In that scene, the Ice Man typed a line: "It's time to let go."

Tom looked at the screen, his eyes reddened, and he burst into tears on the spot.

Then, the Ice Man struggled to let out a hoarse, extremely weak sigh.

At that moment, all the audience was touched.

Because that was the real physical body enduring pain, it was two friends entangled for thirty years giving each other a dignified farewell with their impaired bodies. The beauty of imperfection shrouded in the shadow of death, the vulnerability and dignity that humans show in the face of illness, is something that any top-tier GPU cannot render.

And in the 2026 movie "As Deep as a Grave," AI reshaped Jean Kimmelman's youthful appearance, giving him a perfect voice. He no longer suffered, no longer needed a feeding tube; he obtained eternal life in the digital world.

The decaying physical body in the real world and the forever pristine body double in the digital world, do we truly love the person in real pain or the perfect digital reflection? When the audience sheds tears at a microexpression of sadness generated by a piece of code, what are we moved by?

Ultimately, we can only empathize with real pain and cannot love a string of perfect data. Real imperfection will always be more powerful than false perfection.

A Labor Contract Without Punctuation

Jean Kimmelman endured endless torment from illness during his lifetime. Due to refusing medical treatment, he lost his voice, and due to his tracheotomy, he could only eat through a feeding tube. In the last few years of his life, his physical body became a prison.

He should have found peace in death.

But in today's Hollywood, death is no longer the end of labor, but the beginning of an endless new contract. His image, his voice, his lifetime of performance data have all been packaged into an asset bundle called "Val Kilmer," continuing to earn box office revenue on screen for others.

In the age of the AI onslaught, we are watching those resurrected stars, actually watching our future selves. When our data, habits, voice, and image can all be perfectly replicated by algorithms, even sold in advance, the presence of the flesh has become irrelevant.

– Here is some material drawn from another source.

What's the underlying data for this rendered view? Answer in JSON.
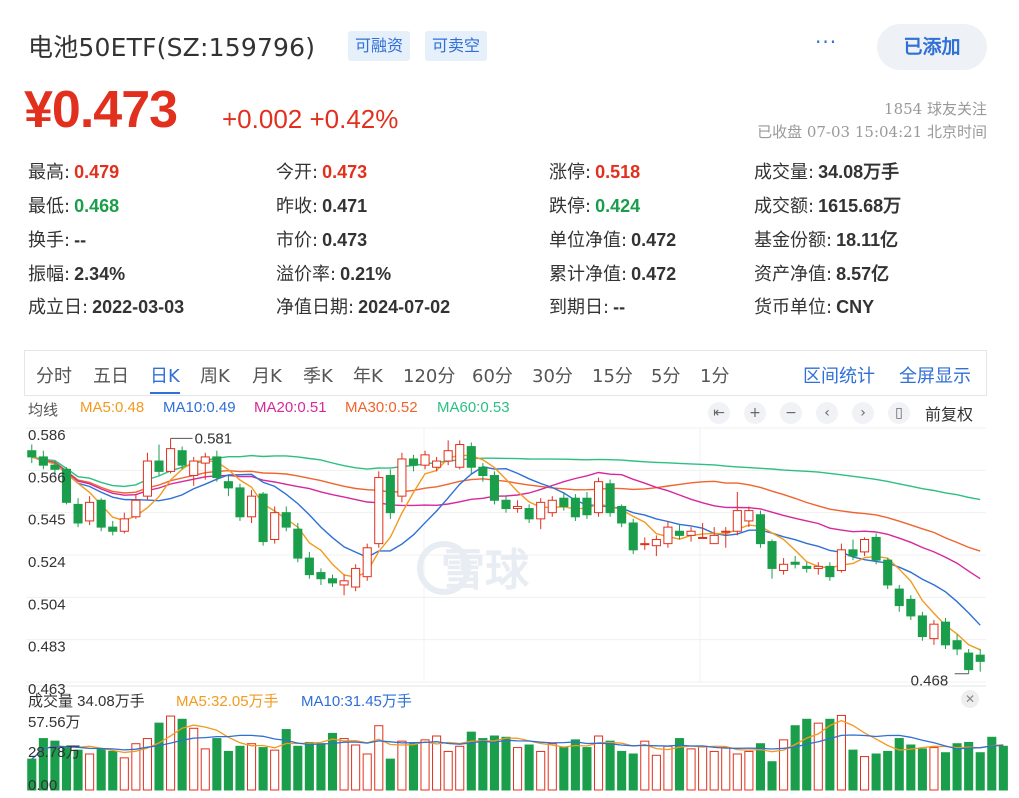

Technology once promised to liberate humanity from laborious work, but in reality, it has turned humanity itself into a replicable raw material. In life, it strips you of your uniqueness; in death, it even seeks to confiscate your right to rest.

The Navajo were right. Let the dead rest; do not disturb their souls. Because when you gaze into the abyss, you will find not only the ghosts of the past but also the greedy eyes of the capitalists.